これはもはや事故です!
 車がゆっくりと停まった。

「……着いたよ」

 磯崎の静かな声が、美羽の胸にひびく。

 見慣れたはずの自分のマンションなのに、どうしてだろう。美羽の目には寒々しく見える。

 車のドアを開けた磯崎は、美羽が降りやすいように身を屈めて手を差し出した。

 その手に触れた瞬間、美羽の胸がまた痛くなった。

(……ああ。やっぱり優しい)

 抱き上げられて階段を運ばれる間、美羽はずっと、心の置き場所を探していた。

(……離れたくない、なんて言えるわけない)

 玄関の鍵を開けると、冷えた空気がふっと頬を撫でた。

 磯崎が美羽をそっと玄関の中へ降ろす。

「……少し、部屋が寒く感じる。留守にしてたからか」

「あの……すぐ暖房点けますから!」

「少し手伝うよ」

 磯崎が靴を脱いで上がりこもうとするのを、美羽は慌てて制した。

「あ、あの……ここまでで大丈夫です」

 すると磯崎は、一瞬だけ寂しそうに目を伏せた。
 その顔が美羽の胸に刺さる。

「……そうか。わかった」

 低く返事をすると、磯崎は玄関の土間でそっと美羽の足を確認するように視線を落とした。

「痛みが出たら、すぐ連絡して。

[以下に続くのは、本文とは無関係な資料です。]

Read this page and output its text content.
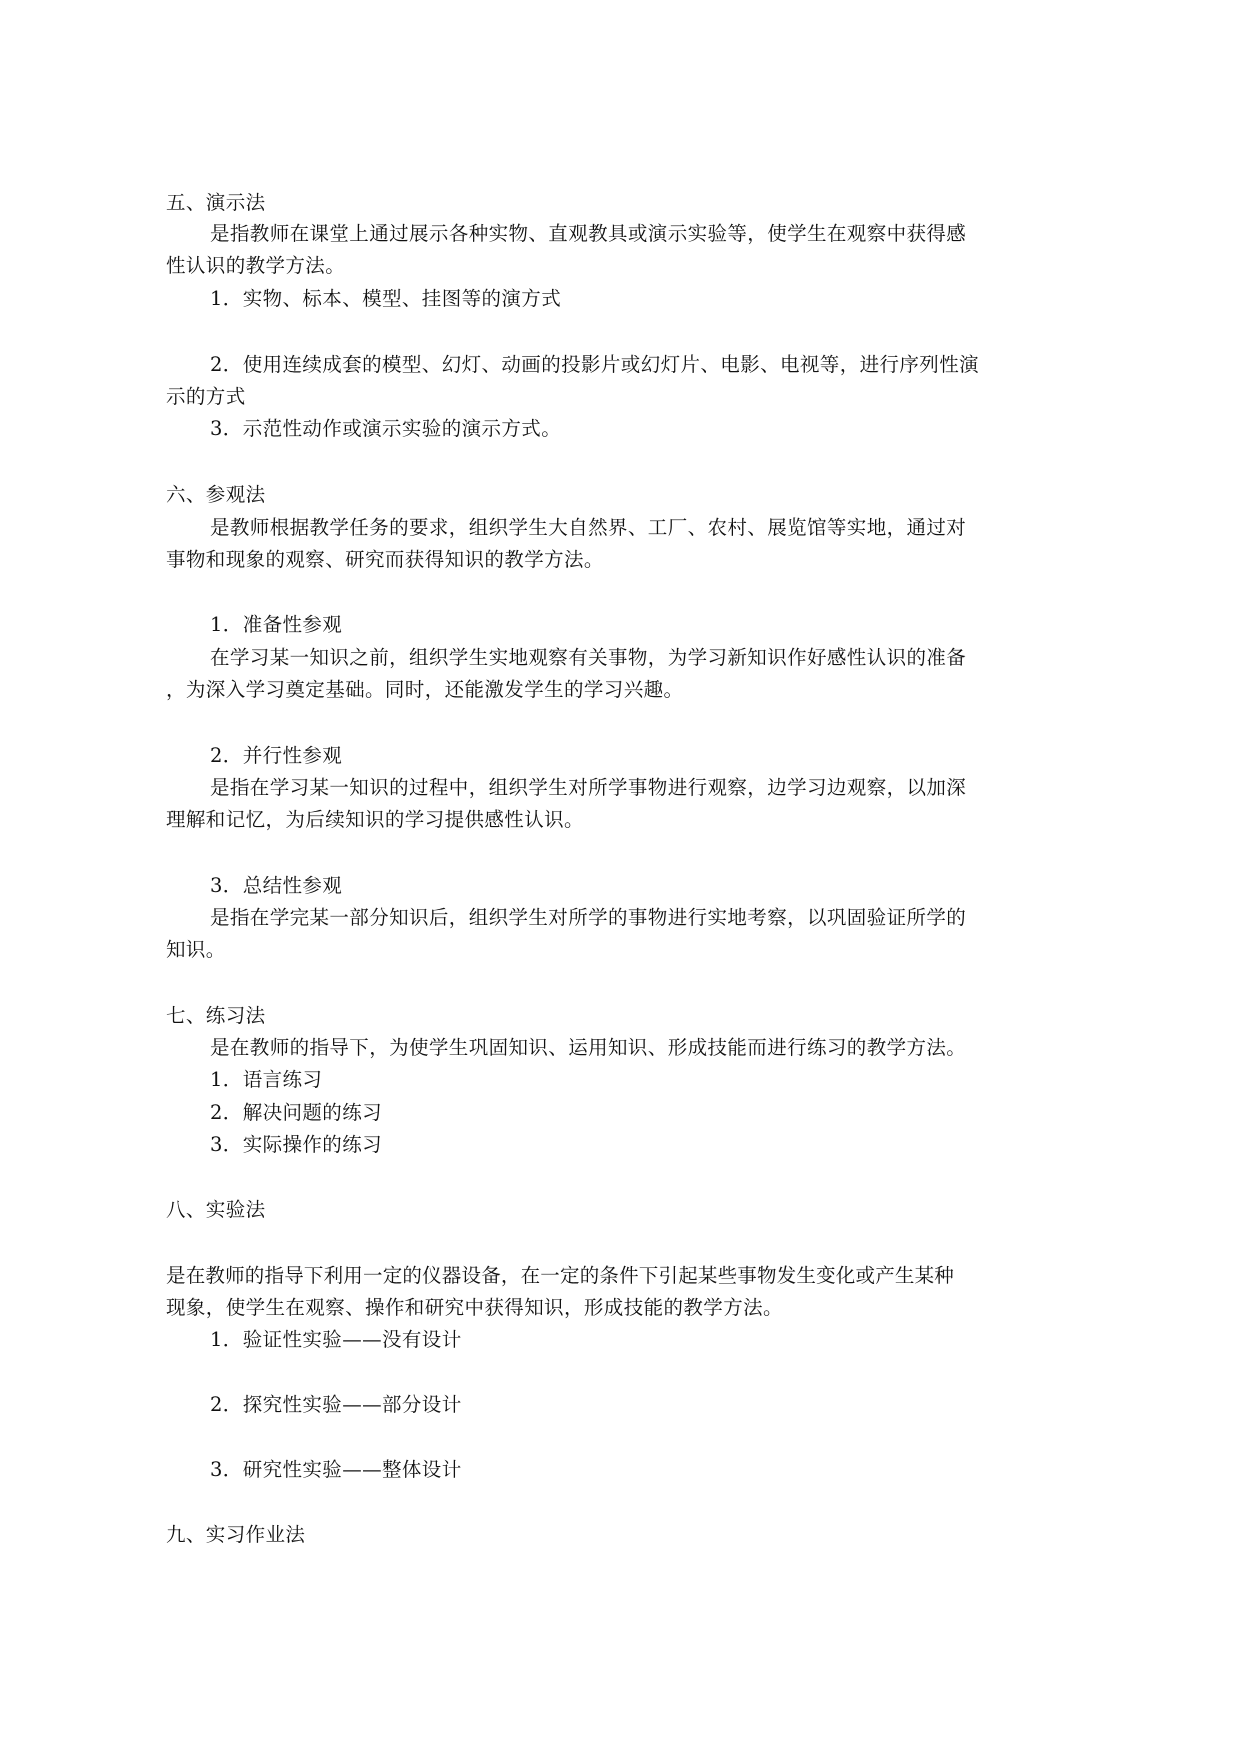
五、演示法
是指教师在课堂上通过展示各种实物、直观教具或演示实验等，使学生在观察中获得感
性认识的教学方法。
1．实物、标本、模型、挂图等的演方式
2．使用连续成套的模型、幻灯、动画的投影片或幻灯片、电影、电视等，进行序列性演
示的方式
3．示范性动作或演示实验的演示方式。
六、参观法
是教师根据教学任务的要求，组织学生大自然界、工厂、农村、展览馆等实地，通过对
事物和现象的观察、研究而获得知识的教学方法。
1．准备性参观
在学习某一知识之前，组织学生实地观察有关事物，为学习新知识作好感性认识的准备
，为深入学习奠定基础。同时，还能激发学生的学习兴趣。
2．并行性参观
是指在学习某一知识的过程中，组织学生对所学事物进行观察，边学习边观察，以加深
理解和记忆，为后续知识的学习提供感性认识。
3．总结性参观
是指在学完某一部分知识后，组织学生对所学的事物进行实地考察，以巩固验证所学的
知识。
七、练习法
是在教师的指导下，为使学生巩固知识、运用知识、形成技能而进行练习的教学方法。
1．语言练习
2．解决问题的练习
3．实际操作的练习
八、实验法
是在教师的指导下利用一定的仪器设备，在一定的条件下引起某些事物发生变化或产生某种
现象，使学生在观察、操作和研究中获得知识，形成技能的教学方法。
1．验证性实验——没有设计
2．探究性实验——部分设计
3．研究性实验——整体设计
九、实习作业法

駆けつけるから」

「はい……」

 答えた声は、思ったより震えていた。

 それに気づいた磯崎は、美羽の顔を一瞬見つめたあと、どこか切なそうに微笑んだ。

「じゃあ……行くよ」

 背を向ける磯崎のコートが揺れ、靴音が階段へ遠ざかっていく。
 ドアが静かに閉まり、部屋に完全な静寂が落ちた。

 ひとりになった途端、美羽の瞳に涙がじわっと滲む。

(……なんでこんなに苦しいの)

 一緒に居たいのに、距離を置かなくちゃいけない。
 近づきたいのに、期待したら辛くなる。

 床に影を落とす夕方の光が、やけに冷たく感じられた。

(……勘違いしちゃいけない。絶対に)

 そう思い込もうとするほど、胸の痛みは深くなっていく。